A partire dalla giornata inaugurale del Festival, l’8 luglio a Villa Carlotta, che proporrà ben tre concerti (alle 11, alle 18 e alle 21) nella maratona pianistica “Angeli e demoni” in omaggio ai 700 anni dalla nascita di Dante. Protagonisti i giovani artisti della Queen Elizabeth Music Chapel del Belgio per gli appuntamenti delle ore 11 e delle ore 19, e il pianista americano Andrew von Oeyen per il concerto serale, che avrà inizio alle ore 21.30.

Per gli appuntamenti a Villa Carlotta viene riproposta la “silent wi-fi experience” che l’anno scorso ha riscosso grande entusiasmo da parte del pubblico: i concerti saranno infatti ascoltabili in parte dal vivo, seduti di fronte ai musicisti, e in parte in cuffia wi-fi, visitando contemporaneamente il parco oppure muovendosi nelle sale del museo. Ogni spettatore usufruirà di entrambe le modalità di fruizione, così da permettere a tutti di godere dell’intera esperienza di ascolto musicale e di visita ad uno dei luoghi più affascinanti del Lago di Como.

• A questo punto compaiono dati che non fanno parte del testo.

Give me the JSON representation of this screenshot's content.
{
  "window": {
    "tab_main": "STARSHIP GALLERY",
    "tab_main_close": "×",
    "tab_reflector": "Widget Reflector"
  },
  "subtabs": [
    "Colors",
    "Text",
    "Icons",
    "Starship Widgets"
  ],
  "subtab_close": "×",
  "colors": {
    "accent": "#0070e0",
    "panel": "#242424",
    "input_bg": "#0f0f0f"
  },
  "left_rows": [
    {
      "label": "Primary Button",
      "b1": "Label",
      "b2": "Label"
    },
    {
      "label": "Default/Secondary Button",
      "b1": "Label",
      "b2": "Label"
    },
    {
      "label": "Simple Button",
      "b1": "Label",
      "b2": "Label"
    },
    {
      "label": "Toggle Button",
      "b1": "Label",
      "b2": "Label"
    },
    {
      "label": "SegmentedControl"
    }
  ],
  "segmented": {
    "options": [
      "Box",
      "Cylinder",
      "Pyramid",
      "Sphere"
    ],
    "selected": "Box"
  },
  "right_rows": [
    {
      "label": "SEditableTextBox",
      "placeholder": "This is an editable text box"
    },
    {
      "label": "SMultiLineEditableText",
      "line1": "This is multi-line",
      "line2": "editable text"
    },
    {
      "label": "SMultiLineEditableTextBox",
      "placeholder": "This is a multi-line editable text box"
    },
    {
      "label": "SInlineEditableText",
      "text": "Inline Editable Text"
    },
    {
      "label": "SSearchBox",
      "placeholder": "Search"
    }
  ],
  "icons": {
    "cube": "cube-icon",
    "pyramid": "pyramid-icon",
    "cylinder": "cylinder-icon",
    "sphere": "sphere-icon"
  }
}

Ombre e luci, contemplazione e vitalismo sono alla base del programma delle ore 11, affidato ai giovani virtuosi Axel Trolese e Alexandre Chenorkian. Verranno eseguite pagine di intenso misticismo, quali Bénédiction de Dieu dans la solitude di Liszt e Le baiser de l’Enfant-Jesus di Messiaen. Se per Liszt l’approdo alla dimensione religiosa rappresenta il punto estremo della sua parabola umana e creativa, per Messiaen, organista oltre che compositore, il divino è invece una costante che accompagna in toto l’esistenza e la produzione di questo singolare autore francese. A questi due lavori si contrappongono in modo radicale due famose pagine di Maurice Ravel, l’inquietante e movimentato Scarbo da Gaspard de la Nuit, e l’elegante La Valse.

Interamente lisztiano l’appuntamento delle ore 19, in cui campeggia la trascrizione per due pianoforti della colossale Dante-Symphonie, composta dall’autore ungherese tra il 1855 e il 1856 e dedicata a Wagner. Un affresco del viaggio ultraterreno di Dante e Virgilio, un lavoro ambizioso e per certi versi rivoluzionario, che vide la luce tra mille ripensamenti e non mancò di suscitare perplessità da parte del pubblico alla sua prima esecuzione. La Sinfonia si compone di due parti, ispirate alle prime due cantiche della Commedia; in mancanza di una terza sezione dedicata al Paradiso, la gigantesca costruzione lisztiana si chiude con un Magnificat, uno dei due finali alternativi previsti dall’autore. Insieme ad Axel Trolese il pubblico potrà ascoltare un altro giovane talento italiano, Luigi Carroccia, mentre la voce recitante di Flavio Moscatelli guiderà gli ascoltatori dai gironi infernali fino alla luce del Paradiso Terrestre.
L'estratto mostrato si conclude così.